The diverse beauty, dramatic landscapes and delightfully charming people of Dorset have always attracted and created great artists. From natives like Thomas Hardy with his legendary novels and William Barnes with his astonishing poetic records of the 19th century to those who were inspired by their trips here like Enid Blyton, Beatrix Potter and more, Dorset has been a source of inspiration for centuries.
A beautiful and historic seaside town, Lyme Regis has enjoyed holiday visits from some of the most important literary and artistic figures in British history, but few as influential as Jane Austen. But what is the Jane Austen connection in Lyme Regis? Read on.
At the beginning of the 19th century, Lyme Regis had become a highly fashionable resort for British holidaymakers to visit during the summer. Thousands would flock to the town every year to enjoy the sounds, sights and flavours of one of Britain’s most important seaside towns.
One such holidaymaker was a youthful Jane Austen who visited with her family in both 1803 and 1804, finding the area to be of the highest charm. Indeed, she even chose to remain in Lyme Regis when her sister left to see Weymouth in September.

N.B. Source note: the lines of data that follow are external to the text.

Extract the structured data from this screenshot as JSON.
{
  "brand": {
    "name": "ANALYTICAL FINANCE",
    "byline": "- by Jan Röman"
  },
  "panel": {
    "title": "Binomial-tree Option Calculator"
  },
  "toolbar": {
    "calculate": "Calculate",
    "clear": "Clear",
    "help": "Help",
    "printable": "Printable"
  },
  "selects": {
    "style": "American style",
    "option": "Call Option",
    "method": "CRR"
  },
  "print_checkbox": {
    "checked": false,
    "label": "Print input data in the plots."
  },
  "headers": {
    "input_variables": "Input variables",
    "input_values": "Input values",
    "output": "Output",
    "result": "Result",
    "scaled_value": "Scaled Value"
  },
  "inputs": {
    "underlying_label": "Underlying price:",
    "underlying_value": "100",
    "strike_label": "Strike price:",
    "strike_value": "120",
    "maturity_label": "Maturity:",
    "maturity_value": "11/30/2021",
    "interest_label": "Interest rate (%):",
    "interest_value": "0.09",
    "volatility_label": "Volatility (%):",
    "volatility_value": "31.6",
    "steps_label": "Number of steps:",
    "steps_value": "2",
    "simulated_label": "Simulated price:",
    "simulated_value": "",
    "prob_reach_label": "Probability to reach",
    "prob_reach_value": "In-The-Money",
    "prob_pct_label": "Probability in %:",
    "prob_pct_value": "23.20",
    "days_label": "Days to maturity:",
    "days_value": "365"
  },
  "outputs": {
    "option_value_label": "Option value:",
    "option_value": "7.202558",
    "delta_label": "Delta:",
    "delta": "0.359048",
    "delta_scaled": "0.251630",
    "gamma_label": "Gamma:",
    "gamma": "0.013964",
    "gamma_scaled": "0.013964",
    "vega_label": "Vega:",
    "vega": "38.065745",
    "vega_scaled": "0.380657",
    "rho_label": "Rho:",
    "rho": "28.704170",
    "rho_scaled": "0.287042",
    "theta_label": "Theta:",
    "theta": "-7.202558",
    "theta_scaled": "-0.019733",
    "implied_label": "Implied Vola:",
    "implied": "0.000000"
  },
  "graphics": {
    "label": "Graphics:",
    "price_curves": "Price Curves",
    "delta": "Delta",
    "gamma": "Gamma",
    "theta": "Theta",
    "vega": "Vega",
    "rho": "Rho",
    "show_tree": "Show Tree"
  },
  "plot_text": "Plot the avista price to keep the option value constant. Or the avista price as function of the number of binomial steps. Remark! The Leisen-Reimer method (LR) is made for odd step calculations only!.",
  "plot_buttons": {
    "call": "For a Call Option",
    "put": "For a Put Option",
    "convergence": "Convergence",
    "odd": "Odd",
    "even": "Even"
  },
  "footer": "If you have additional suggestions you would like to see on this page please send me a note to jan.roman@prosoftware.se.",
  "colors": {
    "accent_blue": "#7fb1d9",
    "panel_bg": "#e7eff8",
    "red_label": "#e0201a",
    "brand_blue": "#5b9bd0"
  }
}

At the time, Austen wrote a letter to Cassandra describing what she had seen and done in the town, which included walking along the Cobb, dancing in the Assembly Rooms, making use of a bathing machine and even quarrelling with her landlord over the price of a jug she had accidentally broken!
She was so taken with the area that it would play a starring role in her last, great novel: persuasion.
Lyme Regis: Star of Persuasion
Although Jane never typically set her novels in real places, she made an exception for Lyme Regis and set her dramatic denouement at the Cobb sea wall where (spoilers!) Louisa Musgrove falls and cracks her head on the rocks of the seawall.
Chapter 12 of Persuasion features the passage “There was too much wind to make the high part of the new Cobb pleasant for the ladies, and they agreed to get down the steps to the lower, and all were contented to pass quietly and carefully down the steep flight, excepting Louisa; she must be jumped down them by Captain Wentworth. In all their walks, he had had to jump her from the stiles; the sensation was delightful to her.
The hardness of the pavement for her feet, made him less willing upon the present occasion; he did it, however. She was safely down, and instantly, to show her enjoyment, ran up the steps to be jumped down again. He advised her against it, thought the jar too great; but no, he reasoned and talked in vain, she smiled and said, “I am determined I will:” he put out his hands; she was too precipitate by half a second, she fell on the pavement on the Lower Cobb, and was taken up lifeless!”
Such drama transformed the Cobb into a nationwide tourist destination. Indeed, when Lord Tennyson visited he made his way straight to the Cobb, demanding to see where Louisa fell!
Today, both the Cobb and Lyme Regis celebrate their links to Austen’s oeuvre with regular tours of her travels through the area and a number of unique artefacts in Lyme Regis Museum which link both Austen and the town.